PRD: Multi-KV configuration via Admin UI #643

Closed
opened 2026-03-28 04:26:58 +00:00 by mfreeman451 · 1 comment
Owner

Imported from GitHub.

Original GitHub issue: #1938
Original author: @mfreeman451
Original URL: https://github.com/carverauto/serviceradar/issues/1938
Original created: 2025-11-13T03:35:41Z


Background

Today pollers, agents, and checker services implicitly discover their KV endpoint from process environment variables (for example KV_ADDRESS, KV_SEC_MODE, etc.). The Admin UI shows the config JSON stored in KV (e.g., config/pollers/<id>.json), but those blobs rarely contain a kv_address. That works for the current single-KV setup, yet it blocks operators who need to pin specific workloads to different KV backends (hub/leaf JetStream domains, segregated edge KV clusters, staging vs production transitions, etc.).

Problem

Operators cannot use the UI or API to change the KV endpoint per workload. Any change requires SSHing into the host (or editing Compose/k8s manifests) to update environment variables, then restarting the process.
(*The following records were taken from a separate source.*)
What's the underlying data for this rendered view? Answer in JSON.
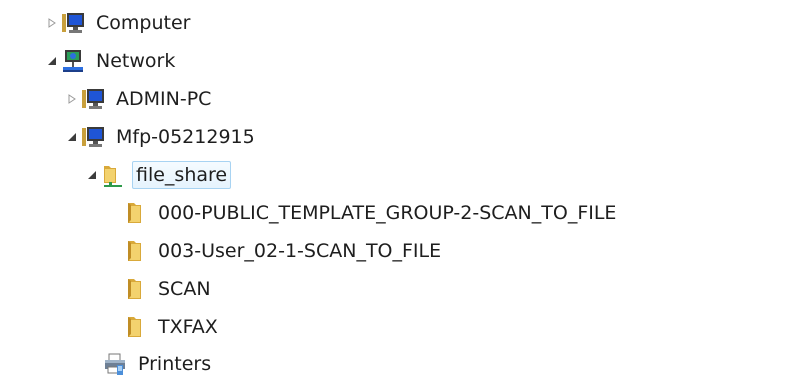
{
  "tree": {
    "items": [
      {
        "label": "Computer",
        "icon": "computer-icon",
        "expander": "collapsed"
      },
      {
        "label": "Network",
        "icon": "network-icon",
        "expander": "expanded"
      },
      {
        "label": "ADMIN-PC",
        "icon": "computer-icon",
        "expander": "collapsed"
      },
      {
        "label": "Mfp-05212915",
        "icon": "computer-icon",
        "expander": "expanded"
      },
      {
        "label": "file_share",
        "icon": "shared-folder-icon",
        "expander": "expanded",
        "selected": true
      },
      {
        "label": "000-PUBLIC_TEMPLATE_GROUP-2-SCAN_TO_FILE",
        "icon": "folder-icon",
        "expander": "none"
      },
      {
        "label": "003-User_02-1-SCAN_TO_FILE",
        "icon": "folder-icon",
        "expander": "none"
      },
      {
        "label": "SCAN",
        "icon": "folder-icon",
        "expander": "none"
      },
      {
        "label": "TXFAX",
        "icon": "folder-icon",
        "expander": "none"
      },
      {
        "label": "Printers",
        "icon": "printer-icon",
        "expander": "none"
      }
    ]
  },
  "colors": {
    "selection_fill": "#e6f3fd",
    "selection_border": "#a8d3f2",
    "folder": "#e8c45a",
    "monitor_screen": "#1f55d6"
  }
}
This breaks the "watcher-driven reload" story we just completed and prevents multi-KV topologies (hub + one or more leaves) where a poller should follow the nearest KV.

Goals

  1. Allow pollers, agents, checkers, and other services with managed configs to specify a KV endpoint (address + security mode/certs) via the Admin UI / Admin API.
  2. Support multiple KV definitions (e.g., hub and leaf domains) and reference them from individual workloads.
  3. Ensure updates propagate through existing KV watcher infrastructure so services can hot-reload KV credentials/address without restarts when possible.
  4. Preserve backwards compatibility with existing environment-variable driven deployments.

Non-goals

  • Replacing the underlying NATS JetStream federation mechanics.
  • Managing KV cluster lifecycle (provisioning, scaling) from the UI.
  • Changing edge onboarding flows (but they should benefit from the new metadata once available).

User Stories

  1. As an operator running hub/leaf NATS, I can assign docker-poller to the leaf KV while keeping core services on the hub KV, all within the Admin UI, without editing manifests.
  2. As a tester bringing up an isolated lab KV, I can temporarily point only the agent + poller pair to lab-kv:50057, verify changes via watchers, then revert.
  3. As a support engineer, I can audit which services use which KV endpoint from a single UI/API surface, reducing guesswork when troubleshooting.

Requirements

  • Add a first-class "KV Profiles" concept to the Admin UI (name, address, security mode, TLS/SPFFE metadata, optional description).
  • Extend service config schemas (pkg/poller.Config, pkg/agent.ServerConfig, checker configs, etc.) with a kv_profile or similar reference that maps to the profile, while keeping kv_address overrides for backwards compatibility.
  • Update Admin API endpoints (/api/admin/config/...) to accept/return the new fields and validate that referenced profiles exist.
  • Persist profiles either in KV (e.g., config/kv_profiles/<name>.json) or in the existing config store with watcher support, so edits replicate to all services.
  • Update the UI forms for pollers/agents/checkers to display the selected profile, allow switching, and optionally inline-edit the KV settings.
  • Runtime changes: when a service detects its KV profile changed, it should rebuild the KVManager (or reconnect) without requiring a process restart.
  • Logging/telemetry updates so watcher snapshots include the resolved KV profile + address for auditing.

Technical Considerations

  • Need a migration strategy: existing services with no kv_profile continue reading env vars. When a profile is selected, the rendered configuration must include the concrete fields so legacy binaries still work.
  • Decide ownership of sensitive data (cert/key paths, trust bundles). Likely we store references/paths, not raw PEMs, to avoid secrets in KV.
  • Ensure Bazel/Go modules include any new packages (e.g., shared KV profile types) and update tests (pkg/config, cmd/*) accordingly.
  • Evaluate how edge onboarding should write kv_profile metadata into generated configs.

Open Questions

  1. Where do we persist the KV profiles? Single global list in KV vs per-component namespace?
  2. Do we allow per-service overrides (e.g., select profile + custom cert path) or enforce uniform fields per profile?
  3. Should we auto-populate profiles based on the currently exported env vars during migration?
  4. How do we surface validation errors if a profile references a non-existent SPIFFE ID or certificate file?

Milestones

  1. Design sign-off – finalize data model, storage location, API changes.
  2. Backend plumbing – add profile CRUD endpoints, config schema updates, watcher behavior, tests.
  3. UI integration – KV profile management screens + updates to existing forms.
  4. Runtime validation – ensure services reconnect/refresh when profile changes, add e2e tests.
  5. Docs & rollout – update docs/docs/kv-configuration.md, agents.md, release notes.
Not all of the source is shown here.